At the same time, a certain degree of decentralisation can help to ensure a basic electricity supply at regional level even in the event of a crisis. It can also prevent the effects of a crisis from spreading to other areas of life. IASS research has shown that a regional supply structure based on renewable energies would not be significantly more costly than a structure based largely on electricity generation centres in the lowest-cost production locations. Even in a more regionally organised scenario, European supply networks still have an important role to play and should not therefore be questioned. But they can go hand in hand with the expansion of regional supply structures, thereby increasing the resilience of the electricity system as a whole.

It also makes sense to discuss options for continuing or resuming production of solar modules and other components in Europe. The crisis in China has led to major supply-chain bottlenecks in the solar energy sector, once more exposing Europe’s dependency on these imports. Here, too, we shouldn’t forget the cost advantages of a global division of labour. Nevertheless, reviving a European industry could ensure that a certain amount of capacity and know-how stay in Europe. That would enhance security of supply as well as increasing the resilience of our economic system.

Solidarity: Energy cooperatives in the electricity sector

Finally, the corona crisis has left us in no doubt that human solidarity is vital to preserving our society. Without the solidarity of the entire population it will not be possible to slow the spread of the virus and avoid overstretching the capacities of our health system. At European level, aid efforts have unfortunately been very slow to get off the ground. A swift EU reaction in the spirit of solidarity could have mitigated the fatal consequences of the crisis in Italy in particular. Instead, Germany and other EU countries went as far as putting a temporary halt to exports of protective gear. That has left its mark on Italy’s population and politics and is likely to be a further stumbling block to European cooperation in future.

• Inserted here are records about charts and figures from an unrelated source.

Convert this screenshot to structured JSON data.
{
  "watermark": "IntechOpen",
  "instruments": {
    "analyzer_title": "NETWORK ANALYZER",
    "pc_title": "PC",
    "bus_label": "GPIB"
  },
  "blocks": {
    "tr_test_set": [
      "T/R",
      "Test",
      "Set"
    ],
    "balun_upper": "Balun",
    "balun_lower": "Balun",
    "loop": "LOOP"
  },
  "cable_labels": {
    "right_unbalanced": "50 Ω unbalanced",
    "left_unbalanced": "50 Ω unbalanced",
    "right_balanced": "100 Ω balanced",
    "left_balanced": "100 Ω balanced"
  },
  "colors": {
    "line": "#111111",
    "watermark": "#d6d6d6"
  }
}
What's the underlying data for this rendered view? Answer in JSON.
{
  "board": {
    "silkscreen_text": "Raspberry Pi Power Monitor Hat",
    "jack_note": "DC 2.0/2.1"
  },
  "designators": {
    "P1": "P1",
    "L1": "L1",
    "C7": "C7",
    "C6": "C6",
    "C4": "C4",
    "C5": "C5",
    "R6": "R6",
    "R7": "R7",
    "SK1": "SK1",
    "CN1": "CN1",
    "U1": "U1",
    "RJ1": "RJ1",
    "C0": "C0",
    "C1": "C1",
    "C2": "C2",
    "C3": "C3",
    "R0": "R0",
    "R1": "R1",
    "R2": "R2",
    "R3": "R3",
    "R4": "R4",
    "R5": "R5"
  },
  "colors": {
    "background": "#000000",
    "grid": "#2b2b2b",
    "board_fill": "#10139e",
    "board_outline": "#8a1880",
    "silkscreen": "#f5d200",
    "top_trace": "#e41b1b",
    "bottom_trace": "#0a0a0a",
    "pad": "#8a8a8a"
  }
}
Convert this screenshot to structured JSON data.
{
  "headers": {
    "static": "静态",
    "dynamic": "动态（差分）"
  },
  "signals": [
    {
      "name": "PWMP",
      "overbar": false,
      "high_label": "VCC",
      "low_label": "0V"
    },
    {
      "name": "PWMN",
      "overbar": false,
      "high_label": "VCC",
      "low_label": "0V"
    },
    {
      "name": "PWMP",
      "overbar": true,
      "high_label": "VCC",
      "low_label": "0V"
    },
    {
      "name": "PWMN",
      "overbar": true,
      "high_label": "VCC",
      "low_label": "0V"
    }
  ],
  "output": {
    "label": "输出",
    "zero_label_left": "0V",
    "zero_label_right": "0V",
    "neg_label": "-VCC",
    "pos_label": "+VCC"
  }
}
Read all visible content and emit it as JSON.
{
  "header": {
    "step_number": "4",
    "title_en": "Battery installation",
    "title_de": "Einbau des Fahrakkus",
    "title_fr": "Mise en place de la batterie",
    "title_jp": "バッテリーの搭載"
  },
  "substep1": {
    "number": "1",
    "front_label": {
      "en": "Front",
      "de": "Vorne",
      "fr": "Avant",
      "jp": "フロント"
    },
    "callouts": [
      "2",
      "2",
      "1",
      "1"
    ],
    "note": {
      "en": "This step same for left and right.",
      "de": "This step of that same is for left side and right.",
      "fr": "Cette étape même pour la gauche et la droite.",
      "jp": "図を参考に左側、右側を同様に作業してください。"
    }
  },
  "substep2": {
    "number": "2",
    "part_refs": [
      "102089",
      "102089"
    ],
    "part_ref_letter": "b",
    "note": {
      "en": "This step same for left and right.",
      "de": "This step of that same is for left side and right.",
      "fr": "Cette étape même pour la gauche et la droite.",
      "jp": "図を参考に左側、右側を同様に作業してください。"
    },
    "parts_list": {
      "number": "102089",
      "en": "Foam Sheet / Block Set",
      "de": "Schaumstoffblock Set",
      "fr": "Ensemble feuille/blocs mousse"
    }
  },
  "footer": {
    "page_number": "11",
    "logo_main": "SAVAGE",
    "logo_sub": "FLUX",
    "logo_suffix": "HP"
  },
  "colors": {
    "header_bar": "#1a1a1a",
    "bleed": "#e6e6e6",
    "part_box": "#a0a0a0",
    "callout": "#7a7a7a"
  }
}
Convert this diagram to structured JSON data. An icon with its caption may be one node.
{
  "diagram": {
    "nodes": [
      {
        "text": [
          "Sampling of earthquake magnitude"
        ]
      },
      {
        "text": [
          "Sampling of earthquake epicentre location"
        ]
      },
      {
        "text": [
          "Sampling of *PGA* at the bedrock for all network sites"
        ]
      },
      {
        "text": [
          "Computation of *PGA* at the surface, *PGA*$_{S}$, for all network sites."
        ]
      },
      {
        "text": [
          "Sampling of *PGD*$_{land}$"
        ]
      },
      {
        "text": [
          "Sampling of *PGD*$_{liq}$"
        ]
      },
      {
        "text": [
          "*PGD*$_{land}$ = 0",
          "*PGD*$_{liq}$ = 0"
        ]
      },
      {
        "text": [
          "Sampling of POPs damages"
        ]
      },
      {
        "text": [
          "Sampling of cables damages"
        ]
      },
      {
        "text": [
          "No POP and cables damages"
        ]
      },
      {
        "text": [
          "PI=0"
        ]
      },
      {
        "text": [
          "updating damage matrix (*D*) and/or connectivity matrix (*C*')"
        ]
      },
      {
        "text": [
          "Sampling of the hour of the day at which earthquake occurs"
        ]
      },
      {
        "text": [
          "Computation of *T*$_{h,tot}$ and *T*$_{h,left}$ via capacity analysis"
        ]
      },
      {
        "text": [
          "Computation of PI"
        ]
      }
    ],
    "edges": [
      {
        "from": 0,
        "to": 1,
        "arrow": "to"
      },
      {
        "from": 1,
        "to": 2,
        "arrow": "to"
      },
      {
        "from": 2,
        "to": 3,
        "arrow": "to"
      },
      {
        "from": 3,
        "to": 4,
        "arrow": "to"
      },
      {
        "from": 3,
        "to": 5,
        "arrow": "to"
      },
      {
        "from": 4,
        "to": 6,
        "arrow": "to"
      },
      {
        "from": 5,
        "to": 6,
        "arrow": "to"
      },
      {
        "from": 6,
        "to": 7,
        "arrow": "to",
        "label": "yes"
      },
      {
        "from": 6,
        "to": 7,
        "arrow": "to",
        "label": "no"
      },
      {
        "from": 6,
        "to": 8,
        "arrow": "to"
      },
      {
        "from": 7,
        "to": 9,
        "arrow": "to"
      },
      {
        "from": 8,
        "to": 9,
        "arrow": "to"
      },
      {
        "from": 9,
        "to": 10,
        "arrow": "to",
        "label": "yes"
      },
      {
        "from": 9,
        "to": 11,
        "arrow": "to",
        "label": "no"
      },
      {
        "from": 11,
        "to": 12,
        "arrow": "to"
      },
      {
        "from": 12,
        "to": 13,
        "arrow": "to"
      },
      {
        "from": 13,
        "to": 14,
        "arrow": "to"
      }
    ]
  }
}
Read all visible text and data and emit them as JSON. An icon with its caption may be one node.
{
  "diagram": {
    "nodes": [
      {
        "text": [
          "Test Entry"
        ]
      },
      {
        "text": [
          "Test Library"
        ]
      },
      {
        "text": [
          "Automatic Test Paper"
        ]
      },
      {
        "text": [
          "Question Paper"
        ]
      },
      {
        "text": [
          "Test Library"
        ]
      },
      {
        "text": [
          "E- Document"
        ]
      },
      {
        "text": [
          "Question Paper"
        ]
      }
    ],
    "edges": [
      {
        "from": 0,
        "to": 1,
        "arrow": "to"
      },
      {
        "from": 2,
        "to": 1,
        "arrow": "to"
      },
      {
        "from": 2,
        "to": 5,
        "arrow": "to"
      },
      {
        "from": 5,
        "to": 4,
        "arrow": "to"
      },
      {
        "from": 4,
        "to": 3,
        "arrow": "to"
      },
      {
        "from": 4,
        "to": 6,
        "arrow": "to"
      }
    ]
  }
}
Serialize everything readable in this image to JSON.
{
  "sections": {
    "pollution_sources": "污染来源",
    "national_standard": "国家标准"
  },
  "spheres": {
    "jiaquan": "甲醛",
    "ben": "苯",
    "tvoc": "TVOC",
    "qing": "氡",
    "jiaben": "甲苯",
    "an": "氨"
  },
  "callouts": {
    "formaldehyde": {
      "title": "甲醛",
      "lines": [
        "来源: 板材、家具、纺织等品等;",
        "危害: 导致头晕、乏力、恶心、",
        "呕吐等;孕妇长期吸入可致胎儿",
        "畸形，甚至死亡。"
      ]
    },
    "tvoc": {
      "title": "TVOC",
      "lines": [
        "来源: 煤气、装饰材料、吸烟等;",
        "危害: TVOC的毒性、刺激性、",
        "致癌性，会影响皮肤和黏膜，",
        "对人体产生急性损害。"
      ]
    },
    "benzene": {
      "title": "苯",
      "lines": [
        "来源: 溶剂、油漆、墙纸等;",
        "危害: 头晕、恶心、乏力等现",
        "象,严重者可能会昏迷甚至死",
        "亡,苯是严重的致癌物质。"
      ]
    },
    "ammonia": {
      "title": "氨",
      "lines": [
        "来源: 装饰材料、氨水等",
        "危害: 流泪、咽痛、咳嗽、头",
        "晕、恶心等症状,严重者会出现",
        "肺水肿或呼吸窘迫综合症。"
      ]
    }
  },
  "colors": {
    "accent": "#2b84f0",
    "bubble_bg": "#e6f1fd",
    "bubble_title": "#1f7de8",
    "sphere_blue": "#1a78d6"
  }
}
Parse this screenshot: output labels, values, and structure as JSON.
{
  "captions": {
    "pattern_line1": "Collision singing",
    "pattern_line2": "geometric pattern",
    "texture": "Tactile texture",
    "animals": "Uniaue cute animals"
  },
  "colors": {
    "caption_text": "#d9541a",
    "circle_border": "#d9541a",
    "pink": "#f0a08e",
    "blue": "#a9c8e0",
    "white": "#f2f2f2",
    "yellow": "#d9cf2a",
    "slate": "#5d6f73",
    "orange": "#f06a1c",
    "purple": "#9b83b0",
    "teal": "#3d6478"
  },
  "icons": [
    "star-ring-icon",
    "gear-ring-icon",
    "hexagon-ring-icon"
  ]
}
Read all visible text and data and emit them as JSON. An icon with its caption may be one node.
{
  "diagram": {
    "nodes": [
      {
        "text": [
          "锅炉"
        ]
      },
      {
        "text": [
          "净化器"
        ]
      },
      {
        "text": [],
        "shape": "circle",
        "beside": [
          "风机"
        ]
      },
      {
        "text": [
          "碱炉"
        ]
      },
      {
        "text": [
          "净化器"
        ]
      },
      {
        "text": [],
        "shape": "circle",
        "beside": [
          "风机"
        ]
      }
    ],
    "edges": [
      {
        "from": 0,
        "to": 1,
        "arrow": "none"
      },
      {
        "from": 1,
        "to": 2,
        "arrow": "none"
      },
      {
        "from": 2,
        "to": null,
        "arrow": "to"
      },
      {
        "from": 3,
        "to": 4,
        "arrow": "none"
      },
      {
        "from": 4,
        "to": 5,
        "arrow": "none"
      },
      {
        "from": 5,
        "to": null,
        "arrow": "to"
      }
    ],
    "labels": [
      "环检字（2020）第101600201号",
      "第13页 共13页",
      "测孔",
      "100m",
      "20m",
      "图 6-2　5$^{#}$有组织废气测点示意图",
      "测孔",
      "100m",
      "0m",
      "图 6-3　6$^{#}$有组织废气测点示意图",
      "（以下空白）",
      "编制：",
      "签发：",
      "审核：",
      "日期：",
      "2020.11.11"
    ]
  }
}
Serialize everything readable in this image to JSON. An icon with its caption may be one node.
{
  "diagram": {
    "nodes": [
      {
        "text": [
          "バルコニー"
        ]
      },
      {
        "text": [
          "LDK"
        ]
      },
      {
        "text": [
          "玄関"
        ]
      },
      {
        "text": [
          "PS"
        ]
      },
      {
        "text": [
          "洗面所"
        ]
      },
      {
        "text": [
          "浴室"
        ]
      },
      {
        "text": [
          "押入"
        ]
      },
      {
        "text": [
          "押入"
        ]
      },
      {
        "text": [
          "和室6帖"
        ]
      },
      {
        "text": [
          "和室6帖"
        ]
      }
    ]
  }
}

That’s why it’s so important that we continue to promote solidarity at European level and anchor it firmly in EU structures. But we can also establish such structures at national and regional level. The existing renewable energy cooperatives are a functioning instrument that embodies precisely these principles. Here, too, we need to draw on the lessons from the corona pandemic and support such instruments in a more concerted way in future. This includes implementing the 2018 European Renewable Energy Directive, which provides for the possibility of “energy sharing”, i.e. joint use of electricity generated from renewable energies by so-called “renewable energy communities”.